The controversial Hong Kong and Shangai Bank building – ‘said to be the best in the Far East’. Not by everyone though: the poet W. H. Auden, in 1938 a guest of Duncan Sloss, the Vice Chancellor of Hong Kong University, called it ‘A worthy temple to the Comic Muse’:
An outing with friends to Saukiwan:
Repulse Bay Lido, one of the places he went swimming (‘it is open till 1 o’clock’):
Repulse Bay again (‘another bathing beach, there are 5 on the island’):
This photo has on its back the rather mysterious words, ‘Motor! where we usually spend Sunday evening’:
The charming waterside area of Aberdeen:
I don’t know where these ‘public gardens’ are:
A trip to one of Hong Kong’s small islands, and a 400 foot drop below…

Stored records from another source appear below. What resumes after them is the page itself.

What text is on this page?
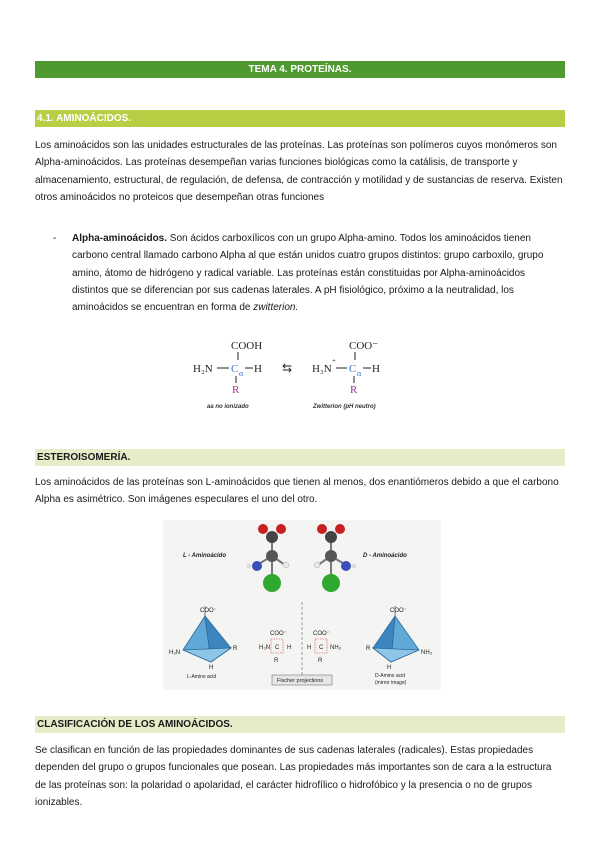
TEMA 4. PROTEÍNAS.
4.1. AMINOÁCIDOS.

Los aminoácidos son las unidades estructurales de las proteínas. Las proteínas son polímeros cuyos monómeros son Alpha-aminoácidos. Las proteínas desempeñan varias funciones biológicas como la catálisis, de transporte y almacenamiento, estructural, de regulación, de defensa, de contracción y motilidad y de sustancias de reserva. Existen otros aminoácidos no proteicos que desempeñan otras funciones

- Alpha-aminoácidos. Son ácidos carboxílicos con un grupo Alpha-amino. Todos los aminoácidos tienen carbono central llamado carbono Alpha al que están unidos cuatro grupos distintos: grupo carboxilo, grupo amino, átomo de hidrógeno y radical variable. Las proteínas están constituidas por Alpha-aminoácidos distintos que se diferencian por sus cadenas laterales. A pH fisiológico, próximo a la neutralidad, los aminoácidos se encuentran en forma de zwitterion.

COOH
H₂N C α H
R
⇆
COO⁻
H₃N
+
C α H
R
aa no ionizado	Zwitterion (pH neutro)
ESTEROISOMERÍA.

Los aminoácidos de las proteínas son L-aminoácidos que tienen al menos, dos enantiómeros debido a que el carbono Alpha es asimétrico. Son imágenes especulares el uno del otro.

L - Aminoácido	D - Aminoácido
COO⁻
H₃N
R
H
L-Amino acid
COO⁻
C
H₃N	H
R
COO⁻
C
H	NH₃
R
COO⁻
NH₃
R
H
D-Amino acid
(mirror image)
Fischer projections
CLASIFICACIÓN DE LOS AMINOÁCIDOS.

Se clasifican en función de las propiedades dominantes de sus cadenas laterales (radicales). Estas propiedades dependen del grupo o grupos funcionales que posean. Las propiedades más importantes son de cara a la estructura de las proteínas son: la polaridad o apolaridad, el carácter hidrofílico o hidrofóbico y la presencia o no de grupos ionizables.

A hunting expedition with Chinese helpers:
Motoring out to Mount Parker, February 1940:
On the water with Charles Sloan, a close friend:
Hong Kong 1938-1941 – how idyllic it looks in these pictures! Of course, like any son half way across the world he was trying to reassure worried parents about the strange place he’d ended up. And like any older brother he was trying to impress his younger siblings. But it’s hard not to see the charm of the life shown in these images, especially for a man from a working class background who’d left school early and never travelled beyond Britain before. In fact, although he wouldn’t have stressed this in his letters to his family, to an adventurous young man like Thomas, pre-war Hong Kong must have seemed roguishly exciting as well as charming: a place of opium dens and meat-cleaver murders, (see Norman Gunning’s Passage to Hong Kong, 77), louche waterfront hotels and mysterious geomantic knowledge.

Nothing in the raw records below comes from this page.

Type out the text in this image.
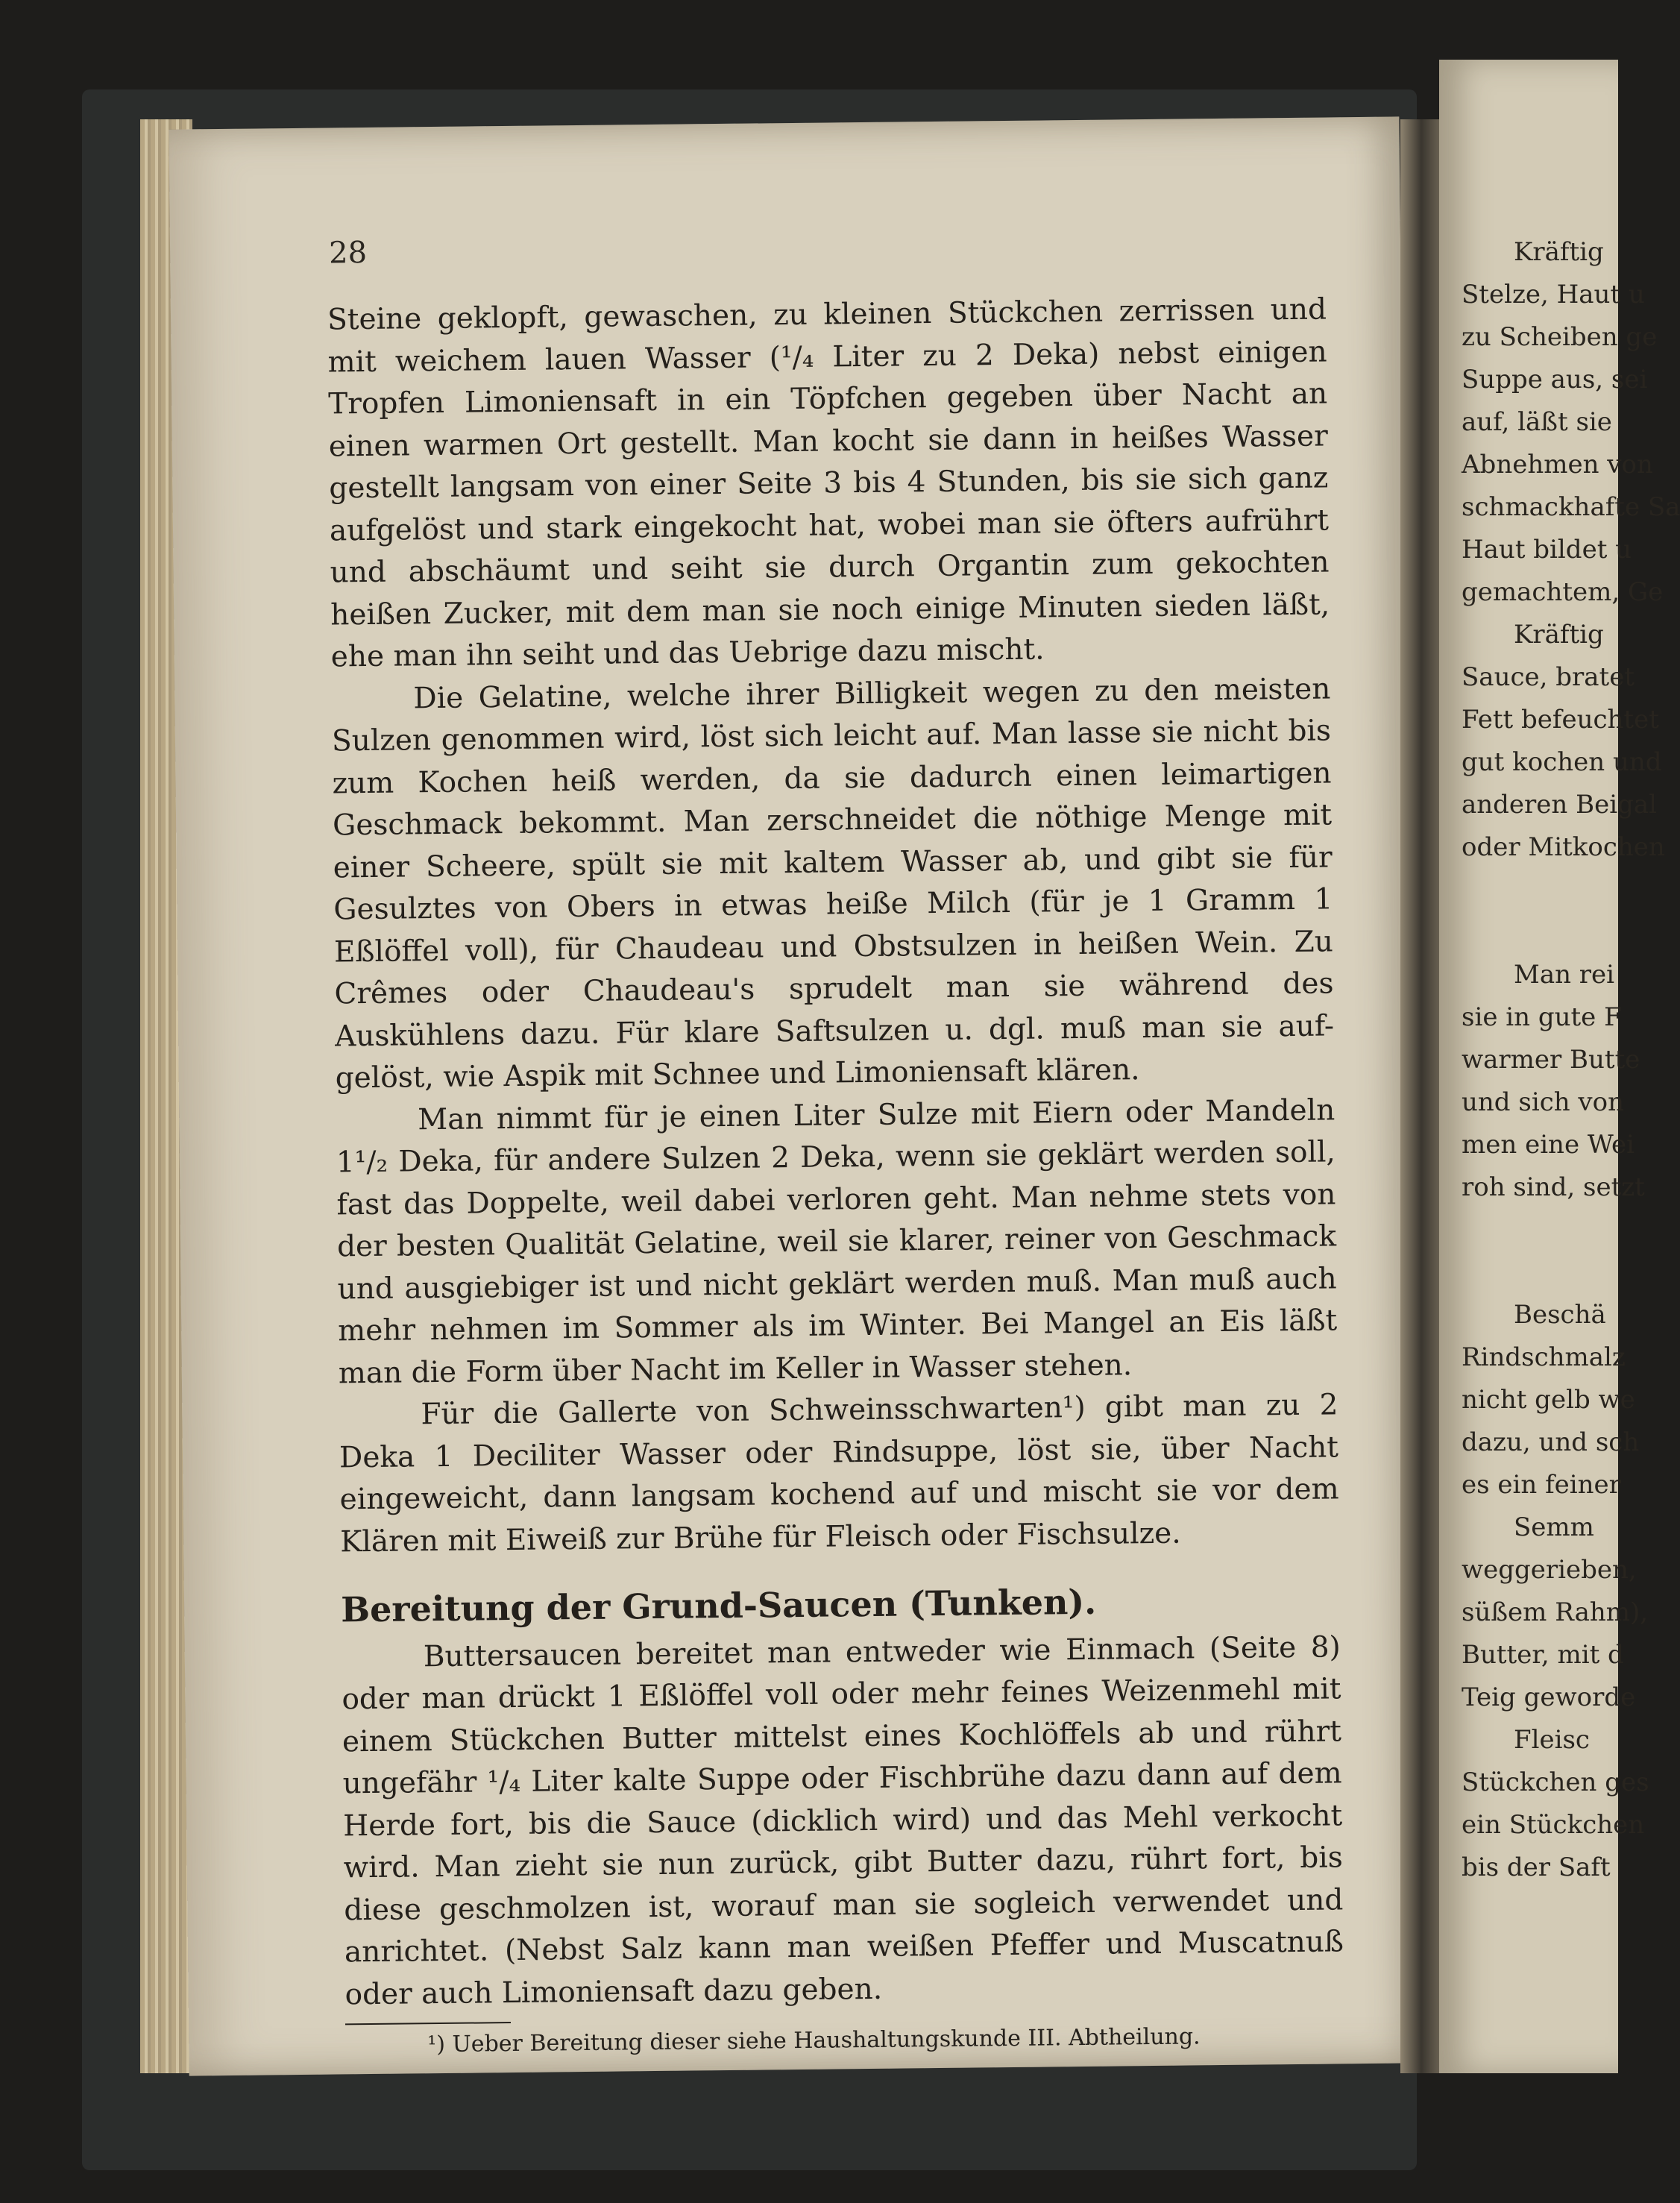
28

Steine geklopft, gewaschen, zu kleinen Stückchen zerrissen und mit weichem lauen Wasser (¹/₄ Liter zu 2 Deka) nebst einigen Tropfen Limoniensaft in ein Töpfchen gegeben über Nacht an einen warmen Ort gestellt. Man kocht sie dann in heißes Wasser gestellt langsam von einer Seite 3 bis 4 Stunden, bis sie sich ganz aufgelöst und stark eingekocht hat, wobei man sie öfters aufrührt und abschäumt und seiht sie durch Organtin zum gekochten heißen Zucker, mit dem man sie noch einige Minuten sieden läßt, ehe man ihn seiht und das Uebrige dazu mischt.

Die Gelatine, welche ihrer Billigkeit wegen zu den meisten Sulzen genommen wird, löst sich leicht auf. Man lasse sie nicht bis zum Kochen heiß werden, da sie dadurch einen leimartigen Geschmack bekommt. Man zerschneidet die nöthige Menge mit einer Scheere, spült sie mit kaltem Wasser ab, und gibt sie für Gesulztes von Obers in etwas heiße Milch (für je 1 Gramm 1 Eßlöffel voll), für Chaudeau und Obstsulzen in heißen Wein. Zu Crêmes oder Chaudeau's sprudelt man sie während des Auskühlens dazu. Für klare Saftsulzen u. dgl. muß man sie auf-gelöst, wie Aspik mit Schnee und Limoniensaft klären.

Man nimmt für je einen Liter Sulze mit Eiern oder Mandeln 1¹/₂ Deka, für andere Sulzen 2 Deka, wenn sie geklärt werden soll, fast das Doppelte, weil dabei verloren geht. Man nehme stets von der besten Qualität Gelatine, weil sie klarer, reiner von Geschmack und ausgiebiger ist und nicht geklärt werden muß. Man muß auch mehr nehmen im Sommer als im Winter. Bei Mangel an Eis läßt man die Form über Nacht im Keller in Wasser stehen.

Für die Gallerte von Schweinsschwarten¹) gibt man zu 2 Deka 1 Deciliter Wasser oder Rindsuppe, löst sie, über Nacht eingeweicht, dann langsam kochend auf und mischt sie vor dem Klären mit Eiweiß zur Brühe für Fleisch oder Fischsulze.

Bereitung der Grund-Saucen (Tunken).

Buttersaucen bereitet man entweder wie Einmach (Seite 8) oder man drückt 1 Eßlöffel voll oder mehr feines Weizenmehl mit einem Stückchen Butter mittelst eines Kochlöffels ab und rührt ungefähr ¹/₄ Liter kalte Suppe oder Fischbrühe dazu dann auf dem Herde fort, bis die Sauce (dicklich wird) und das Mehl verkocht wird. Man zieht sie nun zurück, gibt Butter dazu, rührt fort, bis diese geschmolzen ist, worauf man sie sogleich verwendet und anrichtet. (Nebst Salz kann man weißen Pfeffer und Muscatnuß oder auch Limoniensaft dazu geben.

¹) Ueber Bereitung dieser siehe Haushaltungskunde III. Abtheilung.

Kräftig
Stelze, Haut u
zu Scheiben ge
Suppe aus, sei
auf, läßt sie
Abnehmen von
schmackhafte Sa
Haut bildet u
gemachtem, Ge
Kräftig
Sauce, bratet
Fett befeuchtet
gut kochen und
anderen Beigal
oder Mitkochen
Man rei
sie in gute F
warmer Butte
und sich von
men eine Wei
roh sind, setzt
Beschä
Rindschmalz
nicht gelb we
dazu, und sch
es ein feiner
Semm
weggerieben,
süßem Rahm),
Butter, mit d
Teig geworde
Fleisc
Stückchen ges
ein Stückchen
bis der Saft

But in the first year he arrived there Hong Kong was already under threat, corrupted by racism and inequality within and facing a determined enemy without.
What right did the British have to be there enjoying the good life in the first place?
Only the ‘rights’ given by force of arms, and soon another imperial nation was to be strong enough to challenge the power of the British.
It was in 1937 that the simmering tensions between the Chinese and Japanese in northern China became full-scale war. Many ex-pats thought that they were safe, protected by the might of the British Empire, but it was clear to those who really understood the situation that Hong Kong could not keep out of this murderous conflict forever. Soon any observer on those once colourful streets would see nothing but armed men and desperate fighting, Repulse Bay would be the scene of battle and massacre, the HKSBC would be the headquarters of the Japanese occupation, and the Supreme Court building would resound with the screams of the tortured.
On December 8, 1941 the battled-hardened armies of Japan attacked Hong Kong. For almost 18 months Thomas’s family heard no more from him (although after almost a year of anxious waiting a repatriated American did let them know he was alive, well and due to be married the day his ship had left Hong Kong). Then a completely different kind of letter came:
Thomas and his family were now playing a tiny part in a huge struggle. On one level it was a clash between rival empires, neither of which had any right to be in China. But at another it was a combat to the death between two views of life, one of which was imperfect but familiar with principles of humanity, freedom and justice that were capable of creating tolerable societies in the present and holding out hope for future improvement. The other was part of an international madness that plunged most of Europe and much of Asia, including Hong Kong, into a nightmare. The whole future of the world, up to and beyond the present, hinged on the outcome of this conflict.
In other posts on this website I discuss Thomas Edgar’s life in this nightmare, and the life of Evelina Marques d’Oliveira, a middle class Eurasian woman from Macao, who met him when the horrors had just begun and shunned comfort and safety to stay with him until, totally unexpectedly, they came to an end.